Aras Colmcille was on the buildings at risk register when we first started on site in 2013. The grade B2 listed building was the former site of St Columb's National school (constructed 1820 – 1839.) It was used as an infants' school until it was closed in 1989. Known locally as "the wee nuns," it is one of the oldest surviving school buildings in the city of Derry.

The building has been designed to provide an engaging, informative experience for visitors and forms a valuable contribution to Derry's tourist experience.

When we started on site, the building was derelict and unsafe. No operatives could enter the building until a steel façade cage had been erected around the building perimeter to stabilize it. Steel beams were inserted through the building and a Cintec wall anchor system bound the walls together and secured them to the new steelwork.

Once safe access was possible, asbestos was removed from the building and the permanent underpinning and stabilization works could commence. This element of the works carried risk in terms of Health and Safety and to the building itself: the stone faced rubble walls were in poor condition and in danger of collapse. The original basement floor level was reduced and existing walls were sequentially underpinned with concrete. The basement was tanked, a new concrete floor built and internal masonry walls built off the concrete slab.

The poor condition internal timber floors were then removed and steelwork was inserted off the top of the new basement structure and tied back to the existing walls using a Cintec wall anchor system. This steelwork supported both the new ground and first floors and permanently secured the existing walls.

Successful completion of this project represents the ultimate in recycling – bringing a derelict building back into reuse, contributing to the regeneration of this area of Derry and providing a valuable resource for visitors and locals alike.
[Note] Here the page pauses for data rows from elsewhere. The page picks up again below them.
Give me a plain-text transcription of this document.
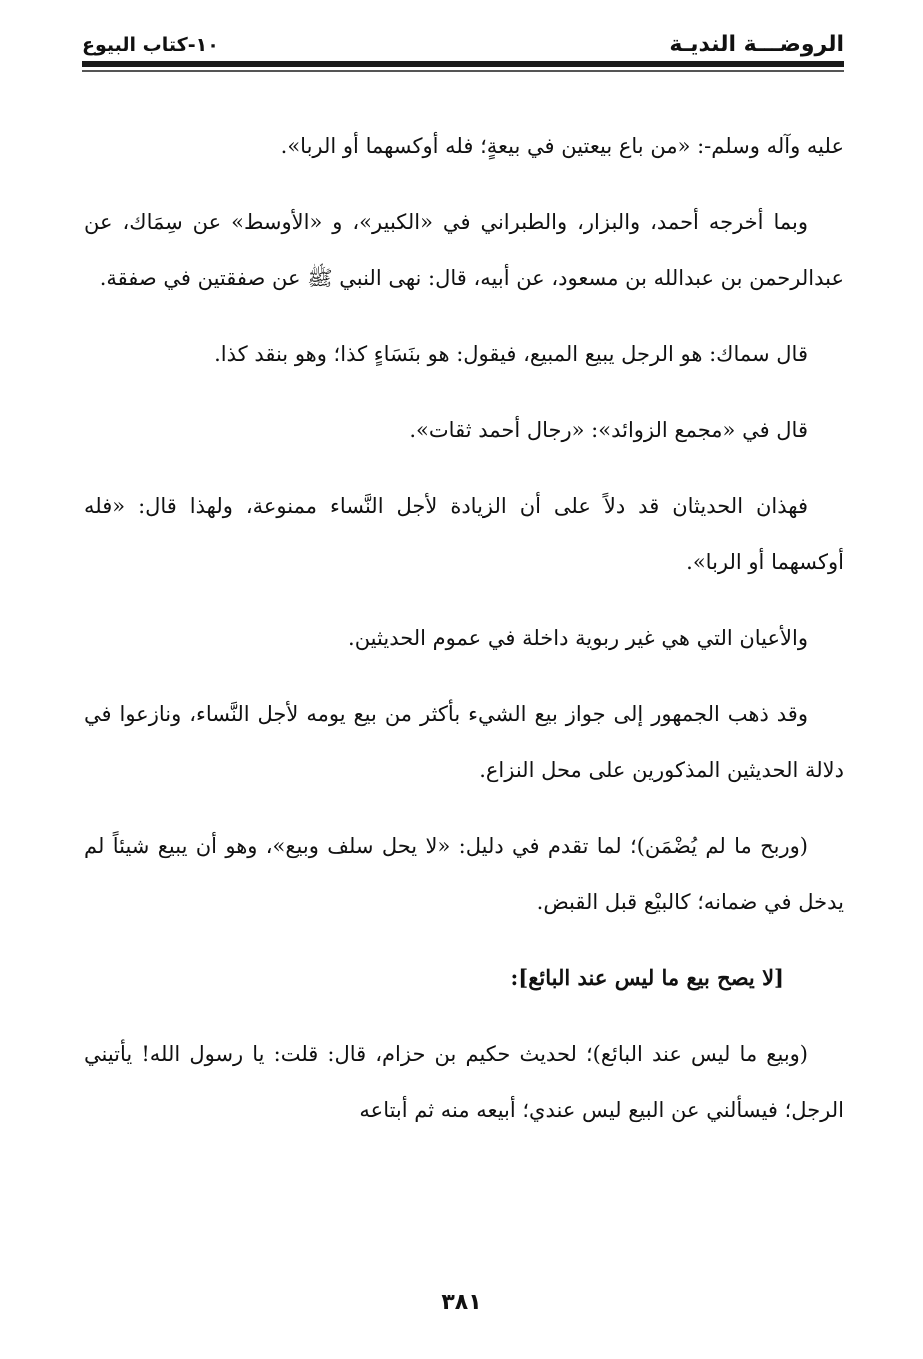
الروضـــة النديـة
١٠-كتاب البيوع

عليه وآله وسلم-: «من باع بيعتين في بيعةٍ؛ فله أوكسهما أو الربا».

وبما أخرجه أحمد، والبزار، والطبراني في «الكبير»، و «الأوسط» عن سِمَاك، عن عبدالرحمن بن عبدالله بن مسعود، عن أبيه، قال: نهى النبي ﷺ عن صفقتين في صفقة.

قال سماك: هو الرجل يبيع المبيع، فيقول: هو بنَسَاءٍ كذا؛ وهو بنقد كذا.

قال في «مجمع الزوائد»: «رجال أحمد ثقات».

فهذان الحديثان قد دلاً على أن الزيادة لأجل النَّساء ممنوعة، ولهذا قال: «فله أوكسهما أو الربا».

والأعيان التي هي غير ربوية داخلة في عموم الحديثين.

وقد ذهب الجمهور إلى جواز بيع الشيء بأكثر من بيع يومه لأجل النَّساء، ونازعوا في دلالة الحديثين المذكورين على محل النزاع.

(وربح ما لم يُضْمَن)؛ لما تقدم في دليل: «لا يحل سلف وبيع»، وهو أن يبيع شيئاً لم يدخل في ضمانه؛ كالبيْع قبل القبض.

[لا يصح بيع ما ليس عند البائع]:

(وبيع ما ليس عند البائع)؛ لحديث حكيم بن حزام، قال: قلت: يا رسول الله! يأتيني الرجل؛ فيسألني عن البيع ليس عندي؛ أبيعه منه ثم أبتاعه

٣٨١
At the opening ceremony, Grainne Mc Cafferty, Aras Cholmcille Chairperson said "The centre... does not need me to sing its praises as a treasure of a building, a phoenix arising from ...decay and dereliction"

We are proud to have successfully completed this project – probably the most complex and risky restoration job that Woodvale or our consulting engineer Armstrong Taylor have yet undertaken.

Key Facts

• We retained and reused as much of the original fabric as possible, including windows, roof and floor timbers. Existing roof ridge tiles were retained and reused.

• We fabricated exact replicas of windows that were beyond repair whilst training joinery apprentices in these skills.

• Risk was carefully controlled throughout – movement in the walls was monitored and the underpinning works sequenced to reduce risk as far as possible. Through this careful and methodical process the entire external stone envelope was retained and stabilized.

• The site itself was split level, very restricted and difficult to access. The contractor's compound was accessed by a steep, narrow road. From the compound to the site we constructed a scaffolding walkway through the adjacent Long Tower church and graveyard. We worked with the church to minimise the impact of the works, stopping noisy activities during services and funerals.